7 SETTEMBRE 2021 – La grande opportunità di presentare alle sette del sette settembre il raggruppamento delle sette liste è stata sottovalutata da Gerosolimo, che infatti ha presentato il raggruppamento delle sette liste alle sei del sei settembre. Di qui una serie di imprevisti prevedibilissimi: per esempio che si presentasse Paola Pelino a offrire il proprio sostegno alle sette liste, inconsapevole della discrasia di farlo alle sei. I gesti plateali dei presenti affinchè rinviasse di 25 ore il suo endorsement a Gerosolimo sono stati interpretati come espressione di consensi, cosicchè la supporter di sempre di Silvio Berlusconi l’ha tirata per le lunghe fino alle otto, di fatto sopravanzando l’ora x, che appunto sarebbero state le sette, anche se, eccezionalmente, del sei settembre. Di qui, come nell’equilibrio precario del castello fatto con le carte, un crollo dopo l’altro. Quanti saranno i voti che l’ex parlamentare, posizionata da Berlusconi in lista al Senato e poi alla Camera proprio per evitare le preferenze, potrà portare in dote a questa anomala alleanza? Sei a tutto concedere; meglio sarebbe stato se l’avessero fatta parlare il trenta di settembre. La platea si aspettava i “2000 and beyond” del catenaccio in Piazza Capograssi (nella foto)), che pare sia stata anche una ideazione della stessa Paola Pelino, sebbene rivendicata da altri (oppure era la presidenza del Parco nazionale? dopo tanti anni facciamo un po’ di confusione).
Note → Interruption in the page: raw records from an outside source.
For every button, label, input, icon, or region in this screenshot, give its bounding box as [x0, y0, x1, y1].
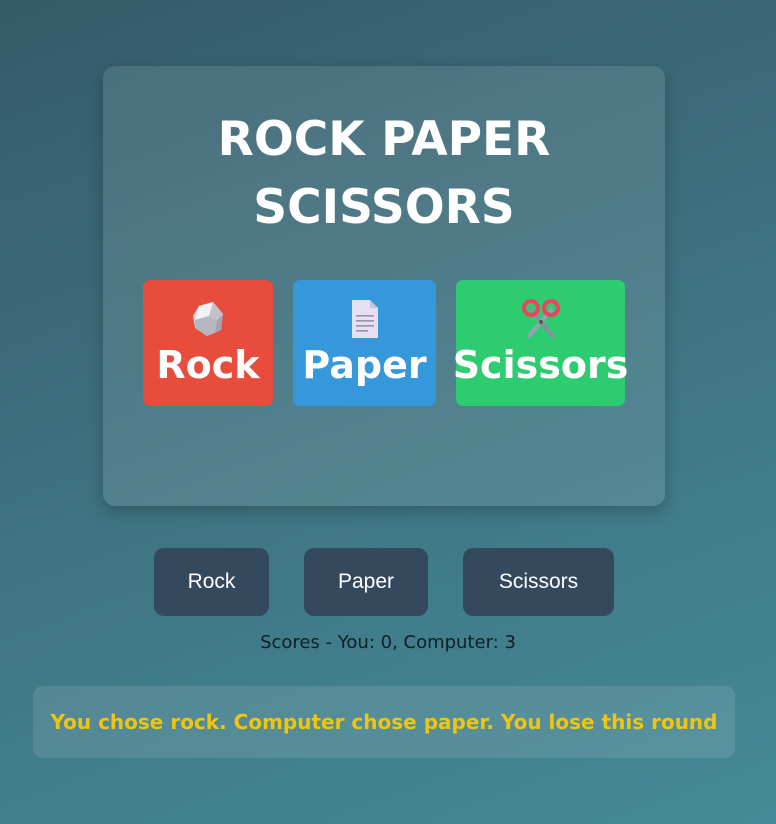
- game-title: ROCK PAPER SCISSORS: [103, 106, 665, 242]
- rock-choice-label: Rock: [156, 343, 260, 387]
- scissors-icon: [520, 298, 562, 340]
- result-panel: You chose rock. Computer chose paper. Yo…: [33, 686, 735, 758]
- paper-choice-card[interactable]: Paper: [293, 280, 436, 406]
- paper-choice-label: Paper: [302, 343, 427, 387]
- result-message: You chose rock. Computer chose paper. Yo…: [50, 710, 718, 734]
- scissors-choice-card[interactable]: Scissors: [453, 280, 628, 406]
- scissors-button[interactable]: Scissors: [463, 548, 614, 616]
- rock-icon: [187, 298, 229, 340]
- scissors-choice-label: Scissors: [452, 343, 629, 387]
- rock-choice-card[interactable]: Rock: [143, 280, 273, 406]
- game-title-line2: SCISSORS: [253, 180, 515, 235]
- game-card: ROCK PAPER SCISSORS Rock Paper Scissors: [103, 66, 665, 506]
- paper-button[interactable]: Paper: [304, 548, 428, 616]
- scores-text: Scores - You: 0, Computer: 3: [260, 632, 516, 653]
- paper-icon: [344, 298, 386, 340]
- game-title-line1: ROCK PAPER: [217, 112, 551, 167]
- rock-button[interactable]: Rock: [154, 548, 269, 616]
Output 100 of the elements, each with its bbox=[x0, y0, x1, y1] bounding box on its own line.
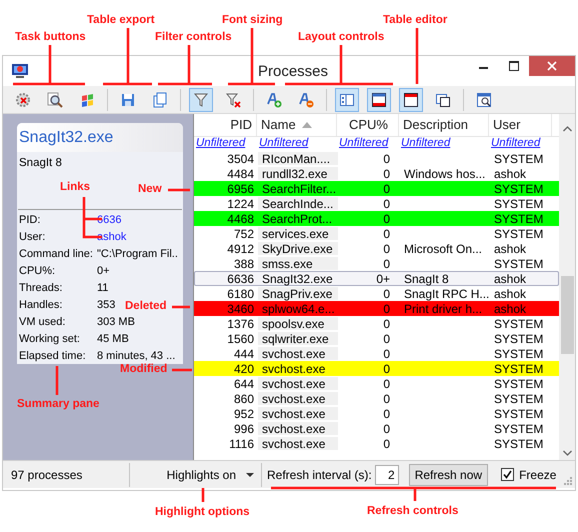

Gerosolimo pensava che duemila fossero i voti in dote di Paola Pelino e invece è solo il catenaccio in Piazza Capograssi

E lo stesso Gerosolimo realisticamente si aspettava almeno una metà: 1000 fanno sempre comodo. Invece, per mantenersi in linea con l’orario e la data, solo sei, che non attingerà neppure dalla fabbrica di confetti, della quale non fa più parte. La sua modestia nei toni è stata interpretata come cartina di tornasole dello scarso entusiasmo in questa nuova avventura politica. Non ha detto che il suo esempio era Remo Gaspari, come fece senza ricordare quale fosse il contesto di certi interventi. Non ha detto che ha soppresso il tribunale di Sulmona nel 2011; oppure che ha applaudito un Minzolini appena condannato per peculato; oppure che ha partecipato ad una manifestazione eversiva davanti al Tribunale di Milano del genere di quella preconizzata da Nanni Moretti nel film “Il Caimano”, senza neppure lucrare il beneficio riservato alla Casellati che, pur dopo quella scena, è andata a occupare la seconda carica dello Stato, presidente del Senato. Insomma, la figura vincente che infervorasse gli oltre cento candidati del raggruppamento delle sette non c’è stata. E soprattutto di fronte alla concretezza prezzana non ha neppure prospettato in grandi linee a quanto ammonti il suo contributo di voti, se non proprio “2000 and beyond”.